Recent signals from state and federal governments suggest a pause in spending growth. This slowdown, combined with an unemployment rate that unexpectedly rose to 4.3% in June, is raising concerns about how the market sector will absorb the shortfall.
Research from the Centre for Independent Studies (CIS) adds to the warning, revealing that over 50% of Australians depend on government wages, benefits or subsidies, while federal spending has surged to 27.6% of GDP, compared to 24–25% a decade ago.
Miller argued on Sky News’ Business Now that “what’s held up the labour market has been growth and employment in the non-market sector,” adding that “public spending is going on a hiatus,” which could put pressure on the private sector to fill the gap.
Inflation Easing Strengthens Case for Rate Cuts
Falling inflation has fuelled expectations that the RBA could move towards cutting rates as early as August. According to Miller, with consumer prices trending back towards the RBA’s 2–3% target band, the central bank must “pay more attention to the employment side.”
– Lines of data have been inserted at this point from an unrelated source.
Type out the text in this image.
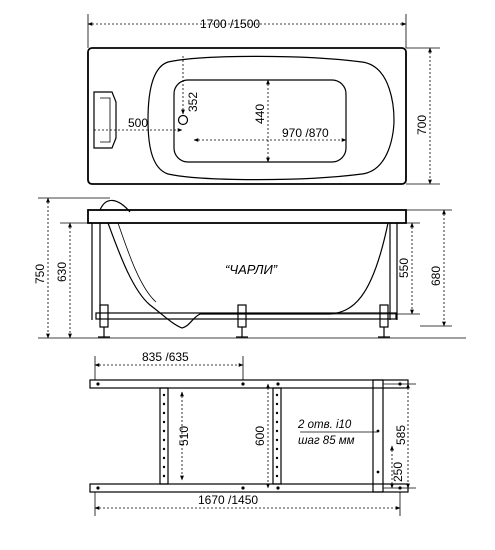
1700 /1500
700
500
352
440
970 /870
“ЧАРЛИ”
750 630	550 680
835 /635
510	600	585
250
2 отв. i10
шаг 85 мм
1670 /1450
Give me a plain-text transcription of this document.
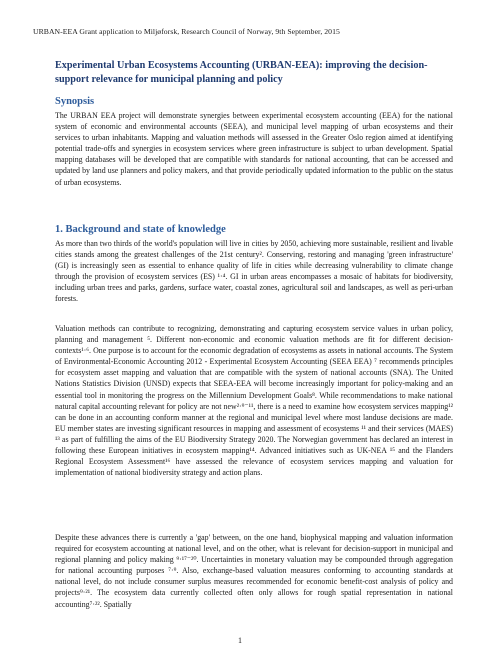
URBAN-EEA Grant application to Miljøforsk, Research Council of Norway, 9th September, 2015
Experimental Urban Ecosystems Accounting (URBAN-EEA): improving the decision-support relevance for municipal planning and policy
Synopsis
The URBAN EEA project will demonstrate synergies between experimental ecosystem accounting (EEA) for the national system of economic and environmental accounts (SEEA), and municipal level mapping of urban ecosystems and their services to urban inhabitants. Mapping and valuation methods will assessed in the Greater Oslo region aimed at identifying potential trade-offs and synergies in ecosystem services where green infrastructure is subject to urban development. Spatial mapping databases will be developed that are compatible with standards for national accounting, that can be accessed and updated by land use planners and policy makers, and that provide periodically updated information to the public on the status of urban ecosystems.
1. Background and state of knowledge
As more than two thirds of the world's population will live in cities by 2050, achieving more sustainable, resilient and livable cities stands among the greatest challenges of the 21st century². Conserving, restoring and managing 'green infrastructure' (GI) is increasingly seen as essential to enhance quality of life in cities while decreasing vulnerability to climate change through the provision of ecosystem services (ES) ¹·⁴. GI in urban areas encompasses a mosaic of habitats for biodiversity, including urban trees and parks, gardens, surface water, coastal zones, agricultural soil and landscapes, as well as peri-urban forests.
Valuation methods can contribute to recognizing, demonstrating and capturing ecosystem service values in urban policy, planning and management ⁵. Different non-economic and economic valuation methods are fit for different decision-contexts¹·⁶. One purpose is to account for the economic degradation of ecosystems as assets in national accounts. The System of Environmental-Economic Accounting 2012 - Experimental Ecosystem Accounting (SEEA EEA) ⁷ recommends principles for ecosystem asset mapping and valuation that are compatible with the system of national accounts (SNA). The United Nations Statistics Division (UNSD) expects that SEEA-EEA will become increasingly important for policy-making and an essential tool in monitoring the progress on the Millennium Development Goals⁸. While recommendations to make national natural capital accounting relevant for policy are not new²·⁹⁻¹¹, there is a need to examine how ecosystem services mapping¹² can be done in an accounting conform manner at the regional and municipal level where most landuse decisions are made. EU member states are investing significant resources in mapping and assessment of ecosystems ¹¹ and their services (MAES) ¹³ as part of fulfilling the aims of the EU Biodiversity Strategy 2020. The Norwegian government has declared an interest in following these European initiatives in ecosystem mapping¹⁴. Advanced initiatives such as UK-NEA ¹⁵ and the Flanders Regional Ecosystem Assessment¹⁶ have assessed the relevance of ecosystem services mapping and valuation for implementation of national biodiversity strategy and action plans.
Despite these advances there is currently a 'gap' between, on the one hand, biophysical mapping and valuation information required for ecosystem accounting at national level, and on the other, what is relevant for decision-support in municipal and regional planning and policy making ⁹·¹⁷⁻²⁰. Uncertainties in monetary valuation may be compounded through aggregation for national accounting purposes ⁷·⁹. Also, exchange-based valuation measures conforming to accounting standards at national level, do not include consumer surplus measures recommended for economic benefit-cost analysis of policy and projects⁹·²¹. The ecosystem data currently collected often only allows for rough spatial representation in national accounting⁷·²². Spatially
1
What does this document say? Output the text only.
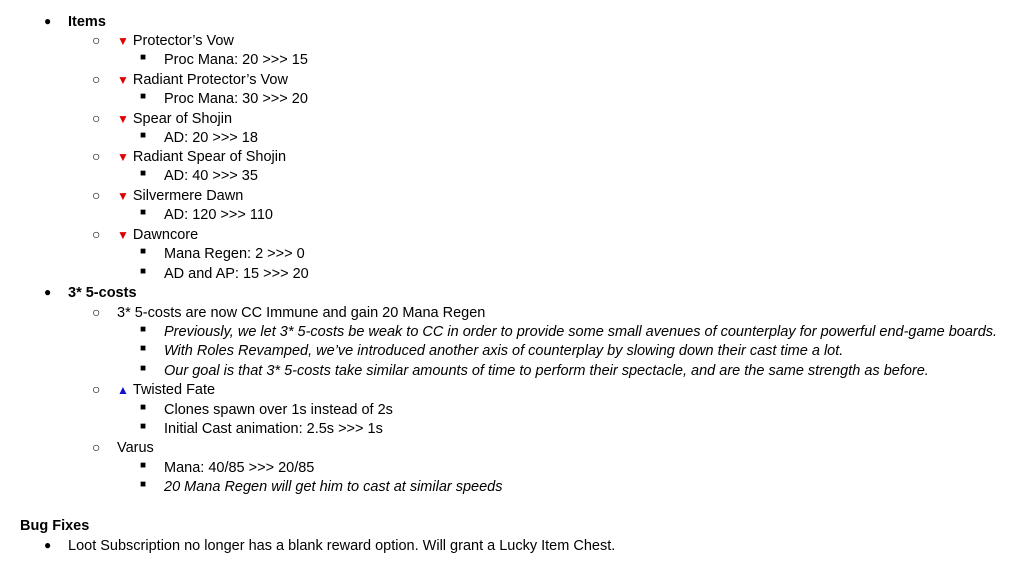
● Items
○ ▼ Protector’s Vow
■ Proc Mana: 20 >>> 15
○ ▼ Radiant Protector’s Vow
■ Proc Mana: 30 >>> 20
○ ▼ Spear of Shojin
■ AD: 20 >>> 18
○ ▼ Radiant Spear of Shojin
■ AD: 40 >>> 35
○ ▼ Silvermere Dawn
■ AD: 120 >>> 110
○ ▼ Dawncore
■ Mana Regen: 2 >>> 0
■ AD and AP: 15 >>> 20
● 3* 5-costs
○ 3* 5-costs are now CC Immune and gain 20 Mana Regen
■ Previously, we let 3* 5-costs be weak to CC in order to provide some small avenues of counterplay for powerful end-game boards.
■ With Roles Revamped, we’ve introduced another axis of counterplay by slowing down their cast time a lot.
■ Our goal is that 3* 5-costs take similar amounts of time to perform their spectacle, and are the same strength as before.
○ ▲ Twisted Fate
■ Clones spawn over 1s instead of 2s
■ Initial Cast animation: 2.5s >>> 1s
○ Varus
■ Mana: 40/85 >>> 20/85
■ 20 Mana Regen will get him to cast at similar speeds
Bug Fixes
● Loot Subscription no longer has a blank reward option. Will grant a Lucky Item Chest.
The RBA held rates steady in July, a decision that was met with criticism from economists who argue that the weakening labour market now deserves priority. While inflation appears to be under control, the shift in economic focus is clear: “Bullock will have to contend with a weakening labour market,” Miller said, referring to RBA Governor Michele Bullock.
As Australia prepares for the upcoming Economic Reform Roundtable, where policymakers, economists and industry leaders will meet to address sluggish productivity, the debate over rate cuts highlights a key dilemma for the RBA: balancing stable prices with growing risks to employment.